I had a review with someone who is now my ex-boss a couple of months ago and after the review I was very upset because I felt it was a biased and unfair review. Even though she stressed several times throughout the review that it wasn't personal I believed that it was. She gave me a very basic rating in skills that my past employers, my family and friends know as my core competencies and strengths. She particularly riled the hell out of me when she gave me a less than basic rating in writing, which is absurd considering that I wrote and published my first story when I was 12 and got paid $50 for it in addition to the fact that I still write part time. It was clear from the review that she had no knowledge of my capabilities or me and had based it mostly on an incident I’m professional enough not to mention on this blog page.
I was really mad after the review and my first action was to set about gathering evidence for a rebuttal.
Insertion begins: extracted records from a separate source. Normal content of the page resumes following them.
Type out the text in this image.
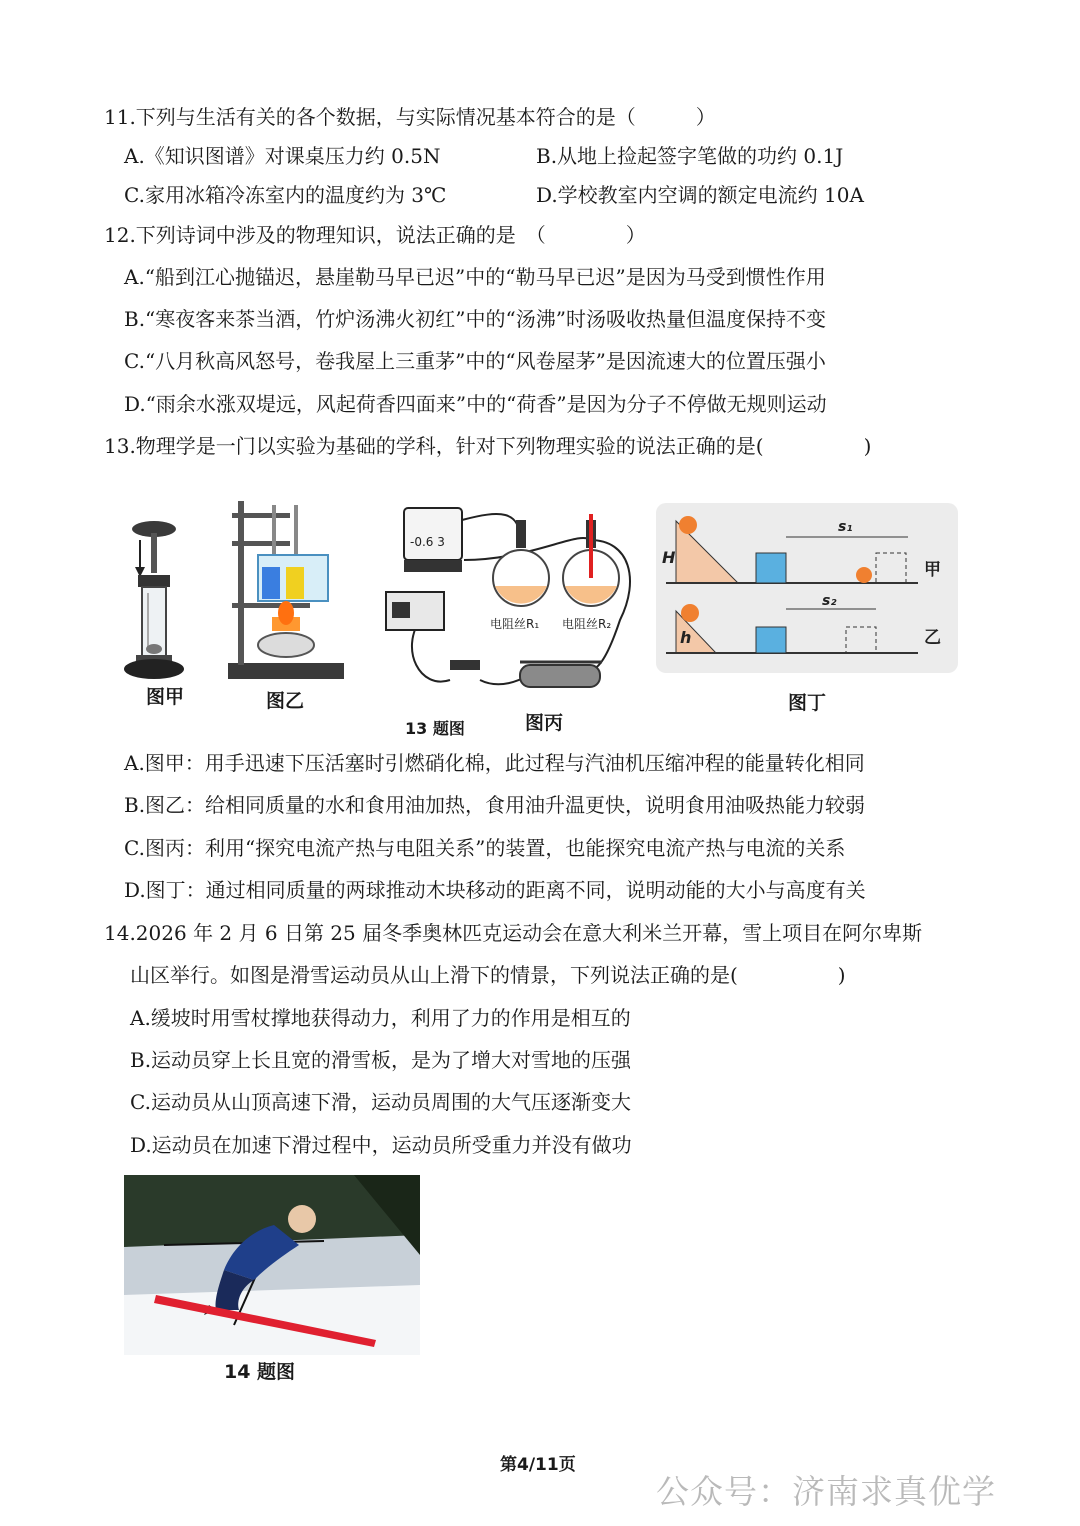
11.下列与生活有关的各个数据，与实际情况基本符合的是（　　　）
A.《知识图谱》对课桌压力约 0.5N	B.从地上捡起签字笔做的功约 0.1J
C.家用冰箱冷冻室内的温度约为 3℃	D.学校教室内空调的额定电流约 10A
12.下列诗词中涉及的物理知识，说法正确的是　（　　　　）
A.“船到江心抛锚迟，悬崖勒马早已迟”中的“勒马早已迟”是因为马受到惯性作用
B.“寒夜客来茶当酒，竹炉汤沸火初红”中的“汤沸”时汤吸收热量但温度保持不变
C.“八月秋高风怒号，卷我屋上三重茅”中的“风卷屋茅”是因流速大的位置压强小
D.“雨余水涨双堤远，风起荷香四面来”中的“荷香”是因为分子不停做无规则运动
13.物理学是一门以实验为基础的学科，针对下列物理实验的说法正确的是(　　　　　)
图甲	图乙
-0.6 3
电阻丝R₁ 电阻丝R₂
13 题图	图丙
H
s₁
甲
h
s₂
乙
图丁
A.图甲：用手迅速下压活塞时引燃硝化棉，此过程与汽油机压缩冲程的能量转化相同
B.图乙：给相同质量的水和食用油加热，食用油升温更快，说明食用油吸热能力较弱
C.图丙：利用“探究电流产热与电阻关系”的装置，也能探究电流产热与电流的关系
D.图丁：通过相同质量的两球推动木块移动的距离不同，说明动能的大小与高度有关
14.2026 年 2 月 6 日第 25 届冬季奥林匹克运动会在意大利米兰开幕，雪上项目在阿尔卑斯
山区举行。如图是滑雪运动员从山上滑下的情景，下列说法正确的是(　　　　　)
A.缓坡时用雪杖撑地获得动力，利用了力的作用是相互的
B.运动员穿上长且宽的滑雪板，是为了增大对雪地的压强
C.运动员从山顶高速下滑，运动员周围的大气压逐渐变大
D.运动员在加速下滑过程中，运动员所受重力并没有做功
14 题图
第4/11页
公众号：济南求真优学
While in the process, I went over the review again and analysed it step by step. What I did, I broke what I knew she was right on to one side, what I felt she was unfair on to one side and what I felt was just plain absurd to the third side. Just for the hell of it, I decided to seek professional analysis and recommendations on each one to bolster home my point that she had no idea what she was doing. Thus began a set of courses on the Internet. Half way through the courses, I unearthed extraordinary competencies that even I did not know I have in addition to building up on the other skills that I do know I have. Taking the courses woke me up to the fact that I am actually undervaluing myself in my present role in addition to not being able to maximise my potential. I’m still going ahead with the rebuttal because I can’t let such a farce end up in my personnel file but I am now searching for a role where I can utilise all my strengths, work on my weaknesses and maximise my potential to my benefit as well as the company’s. If she hadn't given me that bad review I would never have done research and assessed myself to the point of realising that even though I love what I'm doing, I am actually not being all that I can be at it by staying at my present job.
Wherever you are, dear ex-boss, thank you for the biased and bad review.

1 comments:
well, this posting has certainly helped me to rethink my own job and if it's meeting my needs at this point in time.